Shares in pharmaceutical firm Vectura Group (VEC) jump 15% to 81p as it announces that earnings for the full year will be ‘materially ahead’ of market expectations.
Today's news has been particularly well received after the company suffered a number of setbacks in recent months.
AJ Bell investment director Russ Mould says the company has delivered the improvement by altering its business model instead of focusing solely on sales.
‘Improved margin performance, a larger contribution from higher-return parts of the group and productivity improvements have all helped to enhance earnings, reflecting well on management,’ comments Mould.
NEW STRATEGY PAYS OFF
Vectura, which develops formulations for dry powder inhalers, changed tack this time last year by focusing on less complex molecule development to boost its chances of creating a successful product.
By choosing an arguably safer strategy Vectura has managed to keep R&D investment tightly controlled at around the bottom of its £55m to £65m guidance.
One of the occupational hazards for any pharmaceutical company is the success of clinical trials to prove their treatment is effective.
Vectura recently experienced a setback after failing to prove its VR745 treatment was effective in helping sufferers of extreme asthma, wiping off a forecast £40m in pre-tax profit.

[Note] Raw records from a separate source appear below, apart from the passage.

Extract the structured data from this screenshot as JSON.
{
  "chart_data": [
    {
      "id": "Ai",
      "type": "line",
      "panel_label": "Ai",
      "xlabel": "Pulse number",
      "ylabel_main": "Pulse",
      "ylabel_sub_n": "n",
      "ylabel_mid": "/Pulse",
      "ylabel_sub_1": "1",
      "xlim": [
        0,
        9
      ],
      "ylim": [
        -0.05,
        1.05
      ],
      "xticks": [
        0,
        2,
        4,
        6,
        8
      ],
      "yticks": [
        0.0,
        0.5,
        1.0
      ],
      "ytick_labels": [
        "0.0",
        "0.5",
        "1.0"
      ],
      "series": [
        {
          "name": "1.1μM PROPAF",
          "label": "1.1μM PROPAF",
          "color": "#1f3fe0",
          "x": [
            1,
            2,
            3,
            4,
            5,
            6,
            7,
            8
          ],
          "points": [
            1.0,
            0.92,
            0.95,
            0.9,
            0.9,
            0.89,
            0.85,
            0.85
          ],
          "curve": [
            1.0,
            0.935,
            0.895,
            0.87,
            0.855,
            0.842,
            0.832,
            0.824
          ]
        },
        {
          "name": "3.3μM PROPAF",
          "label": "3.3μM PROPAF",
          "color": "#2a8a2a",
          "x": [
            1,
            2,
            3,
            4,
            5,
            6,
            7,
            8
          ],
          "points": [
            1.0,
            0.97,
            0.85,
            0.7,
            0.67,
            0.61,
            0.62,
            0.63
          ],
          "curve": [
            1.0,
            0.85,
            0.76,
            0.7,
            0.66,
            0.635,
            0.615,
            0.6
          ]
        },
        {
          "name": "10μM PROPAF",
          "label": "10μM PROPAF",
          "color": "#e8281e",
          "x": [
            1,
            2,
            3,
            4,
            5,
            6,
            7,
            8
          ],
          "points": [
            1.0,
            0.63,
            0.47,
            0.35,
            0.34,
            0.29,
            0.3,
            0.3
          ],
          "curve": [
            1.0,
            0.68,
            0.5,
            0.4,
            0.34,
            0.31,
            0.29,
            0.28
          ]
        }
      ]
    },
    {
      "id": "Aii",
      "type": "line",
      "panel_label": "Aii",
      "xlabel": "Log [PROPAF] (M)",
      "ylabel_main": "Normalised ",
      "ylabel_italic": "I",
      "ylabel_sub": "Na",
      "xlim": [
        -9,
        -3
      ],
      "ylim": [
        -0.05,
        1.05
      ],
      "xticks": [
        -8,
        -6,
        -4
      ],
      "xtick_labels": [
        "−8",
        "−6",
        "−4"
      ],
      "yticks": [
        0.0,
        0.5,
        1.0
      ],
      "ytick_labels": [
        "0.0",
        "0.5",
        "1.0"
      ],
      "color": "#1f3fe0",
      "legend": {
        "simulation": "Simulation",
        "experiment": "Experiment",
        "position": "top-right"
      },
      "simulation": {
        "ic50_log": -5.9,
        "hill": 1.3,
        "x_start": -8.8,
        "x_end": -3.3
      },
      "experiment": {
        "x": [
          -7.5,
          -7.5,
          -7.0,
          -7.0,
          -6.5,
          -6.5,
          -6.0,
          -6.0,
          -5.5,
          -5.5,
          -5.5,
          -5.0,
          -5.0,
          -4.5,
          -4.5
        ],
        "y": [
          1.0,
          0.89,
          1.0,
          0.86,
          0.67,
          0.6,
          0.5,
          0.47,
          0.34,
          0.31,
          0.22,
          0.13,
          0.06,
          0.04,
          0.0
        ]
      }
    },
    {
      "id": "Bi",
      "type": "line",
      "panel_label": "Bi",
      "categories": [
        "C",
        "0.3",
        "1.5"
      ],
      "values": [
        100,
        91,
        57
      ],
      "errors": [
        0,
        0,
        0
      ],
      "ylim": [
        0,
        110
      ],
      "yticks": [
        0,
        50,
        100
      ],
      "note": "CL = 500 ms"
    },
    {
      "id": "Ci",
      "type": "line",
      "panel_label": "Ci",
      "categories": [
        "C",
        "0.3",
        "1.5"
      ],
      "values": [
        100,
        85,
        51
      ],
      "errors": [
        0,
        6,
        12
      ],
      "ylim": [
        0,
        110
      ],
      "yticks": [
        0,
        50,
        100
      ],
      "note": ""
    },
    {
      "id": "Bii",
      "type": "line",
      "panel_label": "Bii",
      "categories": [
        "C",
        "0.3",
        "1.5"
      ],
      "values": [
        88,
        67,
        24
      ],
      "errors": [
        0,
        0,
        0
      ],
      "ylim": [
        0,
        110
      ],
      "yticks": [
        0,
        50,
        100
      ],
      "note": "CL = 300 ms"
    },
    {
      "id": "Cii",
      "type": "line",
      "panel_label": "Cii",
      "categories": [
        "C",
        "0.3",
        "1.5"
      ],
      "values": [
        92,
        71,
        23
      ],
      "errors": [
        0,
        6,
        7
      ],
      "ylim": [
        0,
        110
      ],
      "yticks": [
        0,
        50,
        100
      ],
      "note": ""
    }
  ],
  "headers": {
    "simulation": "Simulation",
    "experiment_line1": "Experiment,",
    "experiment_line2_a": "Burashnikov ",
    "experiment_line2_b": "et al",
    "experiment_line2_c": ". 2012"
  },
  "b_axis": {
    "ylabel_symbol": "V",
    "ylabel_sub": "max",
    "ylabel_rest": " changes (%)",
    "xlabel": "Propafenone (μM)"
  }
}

With other asthma products currently in clinical trials, further setbacks or success could be on the horizon depending on the results.
PARTNERSHIP HIGHS AND LOWS
Partner Hikma (HIK) is also tied to Vectura’s fortunes. In March 2018, Hikma was forced to undergo a further clinical study into its generic version of GlaxoSmithKline’s (GSK) Advair asthma treatment.
Vectura has also sealed a deal with Hikma to develop and commercialise generic versions of GlaxoSmithKline’s Ellipta portfolio, generating $15m in an upfront milestone payment.